Our Church is not perfect, I admit. Even some priests these days find themselves losing their own faith. They fall (as we do in the Laity) and at times they fail, some priests as you know, fail so terribly that it scandalizes the whole Church. But of the bad ones, we also have good priests - and one good priest in a parish is worth a dozen rotten ones, maybe even more. I know this. I thank God each day I remember how blessed we are by the good and faithful priest who serve in our parish.

It's a nice thought to sell the Vatican and immediately get the funds to alleviate the hunger over here - but it's an escapism. You made it funny, even crass to the point its funny. You're you, what can I do - I take you as you are. No two persons are ever the same. We're like cats that way.

Your point is not a moot one though. It has resonance. We're looking at the same point in the horizon but our compass bearings just don't match. You you. Me me, Sarah. No two cats are ever the same.

I hate and regret it that religions have had to trade blows over a problem so universal that it is obviously best approached in an attitude of humanity and togetherness. I respect that you are an agnostic. I also understand your Jewishness.

My bestest girl-friend is Jewish. My Savior chose to come to our hearts through your nation and my religion is descended from its faith. How some of my co-religionists so easily forget is beyond me. I can only speak for myself, Sarah.

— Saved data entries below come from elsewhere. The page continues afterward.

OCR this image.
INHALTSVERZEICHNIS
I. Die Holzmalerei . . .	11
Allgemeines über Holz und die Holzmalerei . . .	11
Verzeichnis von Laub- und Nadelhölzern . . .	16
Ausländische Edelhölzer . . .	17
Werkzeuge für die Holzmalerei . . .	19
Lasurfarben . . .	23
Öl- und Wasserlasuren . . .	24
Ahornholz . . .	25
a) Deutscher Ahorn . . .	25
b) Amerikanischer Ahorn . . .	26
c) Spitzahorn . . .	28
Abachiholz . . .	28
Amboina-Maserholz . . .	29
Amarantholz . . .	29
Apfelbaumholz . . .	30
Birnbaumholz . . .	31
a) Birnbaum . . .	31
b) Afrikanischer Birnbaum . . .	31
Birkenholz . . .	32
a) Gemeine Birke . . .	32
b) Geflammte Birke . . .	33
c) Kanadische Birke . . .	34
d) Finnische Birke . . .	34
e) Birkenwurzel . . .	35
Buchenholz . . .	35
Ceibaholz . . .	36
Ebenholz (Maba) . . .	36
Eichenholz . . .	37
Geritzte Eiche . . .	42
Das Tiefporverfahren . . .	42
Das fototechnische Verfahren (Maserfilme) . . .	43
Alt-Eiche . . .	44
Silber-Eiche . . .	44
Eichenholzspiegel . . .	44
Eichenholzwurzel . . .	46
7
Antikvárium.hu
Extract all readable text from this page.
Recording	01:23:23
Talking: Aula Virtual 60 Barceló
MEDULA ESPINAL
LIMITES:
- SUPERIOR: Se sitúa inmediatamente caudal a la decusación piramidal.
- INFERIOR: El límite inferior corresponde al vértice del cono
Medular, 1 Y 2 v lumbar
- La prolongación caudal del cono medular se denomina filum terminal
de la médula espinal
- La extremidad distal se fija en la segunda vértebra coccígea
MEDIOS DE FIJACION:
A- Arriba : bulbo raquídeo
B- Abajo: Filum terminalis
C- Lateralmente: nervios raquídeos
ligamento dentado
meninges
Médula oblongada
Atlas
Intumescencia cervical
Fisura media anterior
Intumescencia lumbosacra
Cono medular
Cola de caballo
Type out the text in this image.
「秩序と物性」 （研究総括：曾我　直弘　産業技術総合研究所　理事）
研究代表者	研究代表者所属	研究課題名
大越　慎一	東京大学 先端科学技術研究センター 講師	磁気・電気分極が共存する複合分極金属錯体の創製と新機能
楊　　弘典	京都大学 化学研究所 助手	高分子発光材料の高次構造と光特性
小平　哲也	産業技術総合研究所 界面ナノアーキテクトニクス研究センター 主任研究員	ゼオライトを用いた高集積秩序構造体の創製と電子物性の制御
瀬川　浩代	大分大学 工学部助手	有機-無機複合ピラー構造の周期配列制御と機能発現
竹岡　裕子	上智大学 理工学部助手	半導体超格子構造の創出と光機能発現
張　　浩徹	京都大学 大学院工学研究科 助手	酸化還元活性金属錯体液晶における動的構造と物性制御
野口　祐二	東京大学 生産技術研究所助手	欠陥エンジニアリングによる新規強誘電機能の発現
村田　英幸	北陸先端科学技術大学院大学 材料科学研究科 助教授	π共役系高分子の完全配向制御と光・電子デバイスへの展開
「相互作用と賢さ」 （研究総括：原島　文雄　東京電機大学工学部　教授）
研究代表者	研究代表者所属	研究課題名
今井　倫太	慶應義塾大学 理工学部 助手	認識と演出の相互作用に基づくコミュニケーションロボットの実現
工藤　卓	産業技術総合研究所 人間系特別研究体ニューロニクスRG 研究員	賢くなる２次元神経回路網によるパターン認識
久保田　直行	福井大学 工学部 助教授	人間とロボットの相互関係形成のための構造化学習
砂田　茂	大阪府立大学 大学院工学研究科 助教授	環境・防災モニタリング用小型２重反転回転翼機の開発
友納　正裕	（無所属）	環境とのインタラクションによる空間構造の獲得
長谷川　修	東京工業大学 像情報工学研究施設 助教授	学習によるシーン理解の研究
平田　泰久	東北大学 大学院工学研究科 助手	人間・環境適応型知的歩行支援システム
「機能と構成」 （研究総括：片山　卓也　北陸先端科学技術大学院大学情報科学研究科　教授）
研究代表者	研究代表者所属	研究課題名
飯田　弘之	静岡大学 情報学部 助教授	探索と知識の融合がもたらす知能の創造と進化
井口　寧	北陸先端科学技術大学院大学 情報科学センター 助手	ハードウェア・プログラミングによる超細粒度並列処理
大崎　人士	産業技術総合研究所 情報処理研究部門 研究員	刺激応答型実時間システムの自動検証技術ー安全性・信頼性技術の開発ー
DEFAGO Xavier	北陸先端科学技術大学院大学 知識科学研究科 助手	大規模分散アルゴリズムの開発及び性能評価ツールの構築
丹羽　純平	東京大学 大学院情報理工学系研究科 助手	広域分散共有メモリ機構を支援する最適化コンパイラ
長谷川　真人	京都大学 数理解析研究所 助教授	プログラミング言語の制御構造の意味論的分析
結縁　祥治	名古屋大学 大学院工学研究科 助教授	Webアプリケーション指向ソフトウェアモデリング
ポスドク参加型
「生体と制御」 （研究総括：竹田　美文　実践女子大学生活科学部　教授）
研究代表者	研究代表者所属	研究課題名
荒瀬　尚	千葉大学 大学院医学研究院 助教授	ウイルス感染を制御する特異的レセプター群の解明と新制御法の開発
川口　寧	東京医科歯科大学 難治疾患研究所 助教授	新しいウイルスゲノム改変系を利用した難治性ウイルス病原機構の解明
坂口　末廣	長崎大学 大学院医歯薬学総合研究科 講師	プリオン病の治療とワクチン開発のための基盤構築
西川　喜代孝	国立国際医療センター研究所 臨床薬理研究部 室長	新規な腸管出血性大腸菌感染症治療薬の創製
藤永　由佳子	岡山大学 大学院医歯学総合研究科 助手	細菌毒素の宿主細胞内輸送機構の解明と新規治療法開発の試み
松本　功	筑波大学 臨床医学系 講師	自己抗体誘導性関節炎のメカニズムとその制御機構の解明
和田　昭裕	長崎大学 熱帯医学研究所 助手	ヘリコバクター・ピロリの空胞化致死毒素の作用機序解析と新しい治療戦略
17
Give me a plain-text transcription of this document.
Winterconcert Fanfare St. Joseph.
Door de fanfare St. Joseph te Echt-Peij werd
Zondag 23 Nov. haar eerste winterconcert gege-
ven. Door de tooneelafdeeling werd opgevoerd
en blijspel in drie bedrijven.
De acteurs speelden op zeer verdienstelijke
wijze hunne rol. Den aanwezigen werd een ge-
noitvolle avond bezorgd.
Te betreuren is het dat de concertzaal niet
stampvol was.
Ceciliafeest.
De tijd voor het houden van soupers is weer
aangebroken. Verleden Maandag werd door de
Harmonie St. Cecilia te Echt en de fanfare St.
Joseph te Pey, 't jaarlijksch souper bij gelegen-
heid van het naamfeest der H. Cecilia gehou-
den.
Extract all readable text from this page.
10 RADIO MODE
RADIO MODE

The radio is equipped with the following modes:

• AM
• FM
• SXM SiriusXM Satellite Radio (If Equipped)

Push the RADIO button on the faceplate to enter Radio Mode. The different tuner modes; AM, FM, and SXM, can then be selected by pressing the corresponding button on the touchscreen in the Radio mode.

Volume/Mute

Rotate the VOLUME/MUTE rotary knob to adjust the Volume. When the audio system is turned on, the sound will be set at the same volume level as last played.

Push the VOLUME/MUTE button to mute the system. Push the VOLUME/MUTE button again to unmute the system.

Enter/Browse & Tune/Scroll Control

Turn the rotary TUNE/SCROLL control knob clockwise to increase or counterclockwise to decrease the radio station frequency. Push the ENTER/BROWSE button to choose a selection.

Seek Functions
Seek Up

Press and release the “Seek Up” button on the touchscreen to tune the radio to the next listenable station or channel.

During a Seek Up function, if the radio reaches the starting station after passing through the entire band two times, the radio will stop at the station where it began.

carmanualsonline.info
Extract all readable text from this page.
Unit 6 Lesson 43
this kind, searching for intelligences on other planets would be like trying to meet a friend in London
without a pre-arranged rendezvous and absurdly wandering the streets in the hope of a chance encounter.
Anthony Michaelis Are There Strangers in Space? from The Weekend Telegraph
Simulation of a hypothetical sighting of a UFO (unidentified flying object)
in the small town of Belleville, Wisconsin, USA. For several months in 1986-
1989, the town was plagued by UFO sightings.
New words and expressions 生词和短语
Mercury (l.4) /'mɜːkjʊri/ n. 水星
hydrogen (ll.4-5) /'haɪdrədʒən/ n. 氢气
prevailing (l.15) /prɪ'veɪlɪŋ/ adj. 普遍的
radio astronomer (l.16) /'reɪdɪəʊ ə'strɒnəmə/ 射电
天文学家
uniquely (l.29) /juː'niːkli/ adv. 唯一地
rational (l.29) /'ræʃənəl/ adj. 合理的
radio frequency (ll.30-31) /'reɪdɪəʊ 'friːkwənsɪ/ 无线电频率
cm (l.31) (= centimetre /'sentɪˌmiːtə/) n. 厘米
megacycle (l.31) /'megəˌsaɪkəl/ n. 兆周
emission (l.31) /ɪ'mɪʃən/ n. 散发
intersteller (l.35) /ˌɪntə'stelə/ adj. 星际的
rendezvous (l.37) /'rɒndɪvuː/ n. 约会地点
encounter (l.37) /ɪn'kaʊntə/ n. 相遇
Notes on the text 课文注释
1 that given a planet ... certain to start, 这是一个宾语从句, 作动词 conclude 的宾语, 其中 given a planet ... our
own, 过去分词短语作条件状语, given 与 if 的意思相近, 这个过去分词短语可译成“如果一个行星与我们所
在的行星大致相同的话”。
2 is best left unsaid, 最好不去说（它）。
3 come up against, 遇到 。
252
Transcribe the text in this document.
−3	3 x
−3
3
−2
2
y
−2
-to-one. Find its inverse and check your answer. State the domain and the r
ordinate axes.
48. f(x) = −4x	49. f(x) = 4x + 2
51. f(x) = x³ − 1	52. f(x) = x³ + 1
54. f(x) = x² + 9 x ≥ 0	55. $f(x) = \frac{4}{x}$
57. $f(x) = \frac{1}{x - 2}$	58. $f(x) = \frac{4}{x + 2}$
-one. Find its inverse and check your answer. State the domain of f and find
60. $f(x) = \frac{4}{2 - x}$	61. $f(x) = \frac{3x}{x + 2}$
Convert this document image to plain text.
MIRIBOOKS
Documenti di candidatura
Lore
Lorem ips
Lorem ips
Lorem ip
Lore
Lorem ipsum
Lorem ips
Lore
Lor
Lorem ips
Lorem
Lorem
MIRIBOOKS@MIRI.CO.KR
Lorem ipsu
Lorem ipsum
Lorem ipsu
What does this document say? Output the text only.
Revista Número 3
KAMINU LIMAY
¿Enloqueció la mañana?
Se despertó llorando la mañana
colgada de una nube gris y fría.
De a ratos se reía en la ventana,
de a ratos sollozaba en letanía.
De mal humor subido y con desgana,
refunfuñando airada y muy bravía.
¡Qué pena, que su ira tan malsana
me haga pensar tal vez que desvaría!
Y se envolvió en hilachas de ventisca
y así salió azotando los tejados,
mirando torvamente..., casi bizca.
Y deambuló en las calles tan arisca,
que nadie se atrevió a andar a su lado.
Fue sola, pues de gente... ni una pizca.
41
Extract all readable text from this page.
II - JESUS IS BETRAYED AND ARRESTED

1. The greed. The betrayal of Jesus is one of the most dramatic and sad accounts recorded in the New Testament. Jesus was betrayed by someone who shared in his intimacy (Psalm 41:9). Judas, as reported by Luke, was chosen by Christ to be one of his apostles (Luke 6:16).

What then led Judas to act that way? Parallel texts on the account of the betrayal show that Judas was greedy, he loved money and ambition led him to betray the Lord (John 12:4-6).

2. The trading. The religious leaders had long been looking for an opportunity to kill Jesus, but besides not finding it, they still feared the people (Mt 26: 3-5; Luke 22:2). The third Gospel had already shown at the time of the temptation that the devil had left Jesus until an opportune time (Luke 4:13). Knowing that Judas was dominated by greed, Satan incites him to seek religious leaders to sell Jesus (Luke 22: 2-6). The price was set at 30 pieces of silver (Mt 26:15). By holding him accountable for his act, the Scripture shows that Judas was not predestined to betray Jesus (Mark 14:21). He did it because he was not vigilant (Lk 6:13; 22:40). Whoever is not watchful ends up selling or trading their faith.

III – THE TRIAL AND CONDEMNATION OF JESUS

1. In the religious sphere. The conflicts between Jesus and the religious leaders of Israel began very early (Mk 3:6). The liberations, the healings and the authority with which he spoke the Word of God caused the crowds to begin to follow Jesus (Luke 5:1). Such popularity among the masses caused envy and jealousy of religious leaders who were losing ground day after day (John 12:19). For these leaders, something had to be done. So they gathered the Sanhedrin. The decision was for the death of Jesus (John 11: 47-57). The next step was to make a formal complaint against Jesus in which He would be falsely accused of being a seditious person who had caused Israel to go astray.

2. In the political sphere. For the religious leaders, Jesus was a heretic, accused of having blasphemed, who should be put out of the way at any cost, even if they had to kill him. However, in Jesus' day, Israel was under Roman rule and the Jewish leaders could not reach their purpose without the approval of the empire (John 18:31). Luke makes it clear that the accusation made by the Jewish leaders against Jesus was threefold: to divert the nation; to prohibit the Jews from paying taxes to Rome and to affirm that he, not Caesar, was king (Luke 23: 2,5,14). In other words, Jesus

I guess some cats like to run around in circles. I apologize for their dizziness.

They say most of the Nazi leadership corps are Catholic or had Catholic roots. So too did Judas follow Jesus before he turned against Him. I would never leave Peter or Paul for Judas. I will not become evil-inspired by the lingering malaise of Nazi thought and deal a double blow against our memory.

I just want to add that thought above because some Christians become bitter or jaded by the myth of bad Christianity. Many of us throw it all away without even trying to discover its true gift. I do not think there is any such thing as bad Christianity. Bad Christians, yes.

Evil cloaks itself in light all the time - in all religions.

I love the Church from whose bosom I have in God been nurtured and brought up, Sarah. I may not always agree with the particulars but the greater truths we hold to are one; and they all ascend to the One. We are one Church after all, made up of people - of living stones. Church with a big "C".

I am not referring here to our church buildings whose bricks are incapable of intelligent thought or any form of human sympathy. That would be spelled with a small "c".

I think the cause of world hunger will be better served by small kindnesses. I am sure you along with many other good people around our world do this everyday, some without even thinking about it. I don't want to say I know you, Sarah, but from what I can gather from your book, I think you're a really decent person up close. And cute.

If we can inspire people from the many nations who do small acts of goodness everyday, and raise their awareness about the pressing need to defend our communities from hunger, it would add up to a big, big thing, don't you think?

It would be like selling the Vatican.